A while ago I needed some functionality regarding database access in one of my spare time projects and I decided to use a library from NPM. Typed
npm install and the hell was breaking loose … 186 direct dependencies and nearly 200K of files were flooding my harddrive!
The mental basis of IT is lazyness, which means that we produce software to make our and others life easier. This also applies to the building process. Don’t reinvent the wheel, but reuse the work of other developers. But … we have to recognize the limits and prevent to fall into the dependency hell.
To get a better overview over dependencies, regarding NPM and other repositories, some Google engineers have published a project called Open Source Insights a couple of days ago.

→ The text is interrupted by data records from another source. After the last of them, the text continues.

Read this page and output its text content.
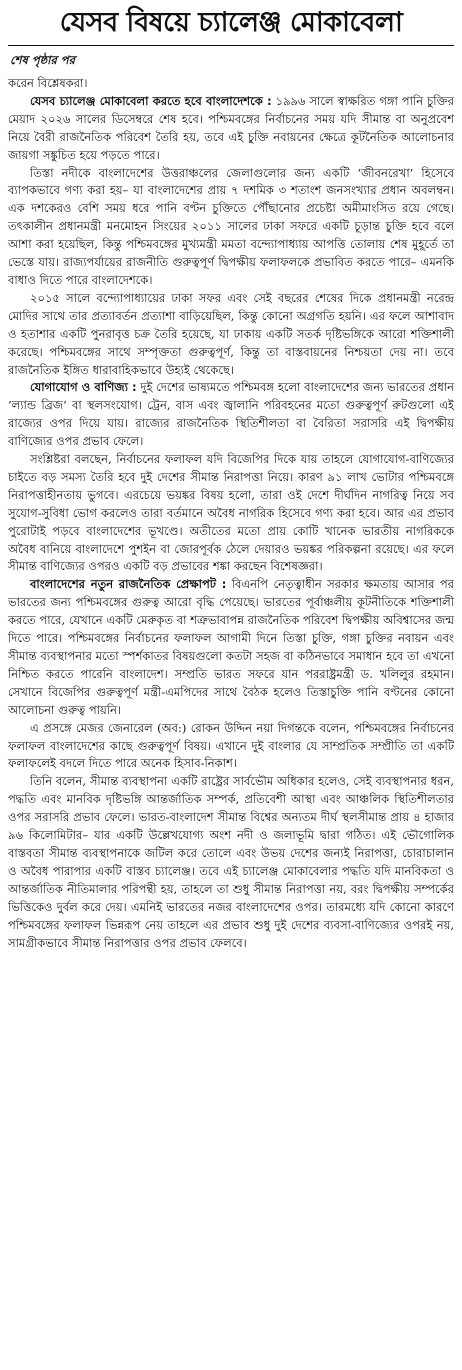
যেসব বিষয়ে চ্যালেঞ্জ মোকাবেলা
শেষ পৃষ্ঠার পর

করেন বিশ্লেষকরা।

যেসব চ্যালেঞ্জ মোকাবেলা করতে হবে বাংলাদেশকে : ১৯৯৬ সালে স্বাক্ষরিত গঙ্গা পানি চুক্তির মেয়াদ ২০২৬ সালের ডিসেম্বরে শেষ হবে। পশ্চিমবঙ্গের নির্বাচনের সময় যদি সীমান্ত বা অনুপ্রবেশ নিয়ে বৈরী রাজনৈতিক পরিবেশ তৈরি হয়, তবে এই চুক্তি নবায়নের ক্ষেত্রে কূটনৈতিক আলোচনার জায়গা সঙ্কুচিত হয়ে পড়তে পারে।

তিস্তা নদীকে বাংলাদেশের উত্তরাঞ্চলের জেলাগুলোর জন্য একটি ‘জীবনরেখা’ হিসেবে ব্যাপকভাবে গণ্য করা হয়– যা বাংলাদেশের প্রায় ৭ দশমিক ৩ শতাংশ জনসংখ্যার প্রধান অবলম্বন। এক দশকেরও বেশি সময় ধরে পানি বণ্টন চুক্তিতে পৌঁছানোর প্রচেষ্টা অমীমাংসিত রয়ে গেছে। তৎকালীন প্রধানমন্ত্রী মনমোহন সিংয়ের ২০১১ সালের ঢাকা সফরে একটি চূড়ান্ত চুক্তি হবে বলে আশা করা হয়েছিল, কিন্তু পশ্চিমবঙ্গের মুখ্যমন্ত্রী মমতা বন্দ্যোপাধ্যায় আপত্তি তোলায় শেষ মুহূর্তে তা ভেস্তে যায়। রাজ্যপর্যায়ের রাজনীতি গুরুত্বপূর্ণ দ্বিপক্ষীয় ফলাফলকে প্রভাবিত করতে পারে– এমনকি বাধাও দিতে পারে বাংলাদেশকে।

২০১৫ সালে বন্দ্যোপাধ্যায়ের ঢাকা সফর এবং সেই বছরের শেষের দিকে প্রধানমন্ত্রী নরেন্দ্র মোদির সাথে তার প্রত্যাবর্তন প্রত্যাশা বাড়িয়েছিল, কিন্তু কোনো অগ্রগতি হয়নি। এর ফলে আশাবাদ ও হতাশার একটি পুনরাবৃত্ত চক্র তৈরি হয়েছে, যা ঢাকায় একটি সতর্ক দৃষ্টিভঙ্গিকে আরো শক্তিশালী করেছে। পশ্চিমবঙ্গের সাথে সম্পৃক্ততা গুরুত্বপূর্ণ, কিন্তু তা বাস্তবায়নের নিশ্চয়তা দেয় না। তবে রাজনৈতিক ইঙ্গিত ধারাবাহিকভাবে উহ্যই থেকেছে।

যোগাযোগ ও বাণিজ্য : দুই দেশের ভাষ্যমতে পশ্চিমবঙ্গ হলো বাংলাদেশের জন্য ভারতের প্রধান ‘ল্যান্ড ব্রিজ’ বা স্থলসংযোগ। ট্রেন, বাস এবং জ্বালানি পরিবহনের মতো গুরুত্বপূর্ণ রুটগুলো এই রাজ্যের ওপর দিয়ে যায়। রাজ্যের রাজনৈতিক স্থিতিশীলতা বা বৈরিতা সরাসরি এই দ্বিপক্ষীয় বাণিজ্যের ওপর প্রভাব ফেলে।

সংশ্লিষ্টরা বলছেন, নির্বাচনের ফলাফল যদি বিজেপির দিকে যায় তাহলে যোগাযোগ-বাণিজ্যের চাইতে বড় সমস্য তৈরি হবে দুই দেশের সীমান্ত নিরাপত্তা নিয়ে। কারণ ৯১ লাখ ভোটার পশ্চিমবঙ্গে নিরাপত্তাহীনতায় ভুগবে। এরচেয়ে ভয়ঙ্কর বিষয় হলো, তারা ওই দেশে দীর্ঘদিন নাগরিত্ব নিয়ে সব সুযোগ-সুবিধা ভোগ করলেও তারা বর্তমানে অবৈধ নাগরিক হিসেবে গণ্য করা হবে। আর এর প্রভাব পুরোটাই পড়বে বাংলাদেশের ভূখণ্ডে। অতীতের মতো প্রায় কোটি খানেক ভারতীয় নাগরিককে অবৈধ বানিয়ে বাংলাদেশে পুশইন বা জোরপূর্বক ঠেলে দেয়ারও ভয়ঙ্কর পরিকল্পনা রয়েছে। এর ফলে সীমান্ত বাণিজ্যের ওপরও একটি বড় প্রভাবের শঙ্কা করছেন বিশেষজ্ঞরা।

বাংলাদেশের নতুন রাজনৈতিক প্রেক্ষাপট : বিএনপি নেতৃত্বাধীন সরকার ক্ষমতায় আসার পর ভারতের জন্য পশ্চিমবঙ্গের গুরুত্ব আরো বৃদ্ধি পেয়েছে। ভারতের পূর্বাঞ্চলীয় কূটনীতিকে শক্তিশালী করতে পারে, যেখানে একটি মেরুকৃত বা শত্রুভাবাপন্ন রাজনৈতিক পরিবেশ দ্বিপক্ষীয় অবিশ্বাসের জন্ম দিতে পারে। পশ্চিমবঙ্গের নির্বাচনের ফলাফল আগামী দিনে তিস্তা চুক্তি, গঙ্গা চুক্তির নবায়ন এবং সীমান্ত ব্যবস্থাপনার মতো স্পর্শকাতর বিষয়গুলো কতটা সহজ বা কঠিনভাবে সমাধান হবে তা এখনো নিশ্চিত করতে পারেনি বাংলাদেশ। সম্প্রতি ভারত সফরে যান পররাষ্ট্রমন্ত্রী ড. খলিলুর রহমান। সেখানে বিজেপির গুরুত্বপূর্ণ মন্ত্রী-এমপিদের সাথে বৈঠক হলেও তিস্তাচুক্তি পানি বণ্টনের কোনো আলোচনা গুরুত্ব পায়নি।

এ প্রসঙ্গে মেজর জেনারেল (অব:) রোকন উদ্দিন নয়া দিগন্তকে বলেন, পশ্চিমবঙ্গের নির্বাচনের ফলাফল বাংলাদেশের কাছে গুরুত্বপূর্ণ বিষয়। এখানে দুই বাংলার যে সাম্প্রতিক সম্প্রীতি তা একটি ফলাফলেই বদলে দিতে পারে অনেক হিসাব-নিকাশ।

তিনি বলেন, সীমান্ত ব্যবস্থাপনা একটি রাষ্ট্রের সার্বভৌম অধিকার হলেও, সেই ব্যবস্থাপনার ধরন, পদ্ধতি এবং মানবিক দৃষ্টিভঙ্গি আন্তর্জাতিক সম্পর্ক, প্রতিবেশী আস্থা এবং আঞ্চলিক স্থিতিশীলতার ওপর সরাসরি প্রভাব ফেলে। ভারত-বাংলাদেশ সীমান্ত বিশ্বের অন্যতম দীর্ঘ স্থলসীমান্ত প্রায় ৪ হাজার ৯৬ কিলোমিটার– যার একটি উল্লেখযোগ্য অংশ নদী ও জলাভূমি দ্বারা গঠিত। এই ভৌগোলিক বাস্তবতা সীমান্ত ব্যবস্থাপনাকে জটিল করে তোলে এবং উভয় দেশের জন্যই নিরাপত্তা, চোরাচালান ও অবৈধ পারাপার একটি বাস্তব চ্যালেঞ্জ। তবে এই চ্যালেঞ্জ মোকাবেলার পদ্ধতি যদি মানবিকতা ও আন্তর্জাতিক নীতিমালার পরিপন্থী হয়, তাহলে তা শুধু সীমান্ত নিরাপত্তা নয়, বরং দ্বিপক্ষীয় সম্পর্কের ভিত্তিকেও দুর্বল করে দেয়। এমনিই ভারতের নজর বাংলাদেশের ওপর। তারমধ্যে যদি কোনো কারণে পশ্চিমবঙ্গের ফলাফল ভিন্নরূপ নেয় তাহলে এর প্রভাব শুধু দুই দেশের ব্যবসা-বাণিজ্যের ওপরই নয়, সামগ্রীকভাবে সীমান্ত নিরাপত্তার ওপর প্রভাব ফেলবে।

If you look at a library on NPM, you immediately see the direct dependencies, but that could just be the tip of the iceberg. Insights shows you the big picture in form of an interactive graph or a complete list with many additional information of the complete dependency chain.
As Google says:
Your software and your users rely not only on the code you write, but also on the code your code depends on, the code that code depends on, and so on. An accurate view of the complete dependency graph is critical to understanding the state of your project.
Next time, before you type
npm install ... take a quick look at the Insights page of the library, because it won’t give you an overview over the dependecies only, but also some security advisories to let you decide if it is a good idea to use it.
Very valueable for the authors of exisiting NPM projects also, because it shows the consequences of dependency decisions very clearly and gives hints to make the own library less sensitive to vulnerabilities.
Let us hope, that Google removes the describing adjective experimental from the project some day and adds more and more functionality to it (like a working responsiveness ;) in order to establish Open Source Insights as a main source of information about reusable Open Source software.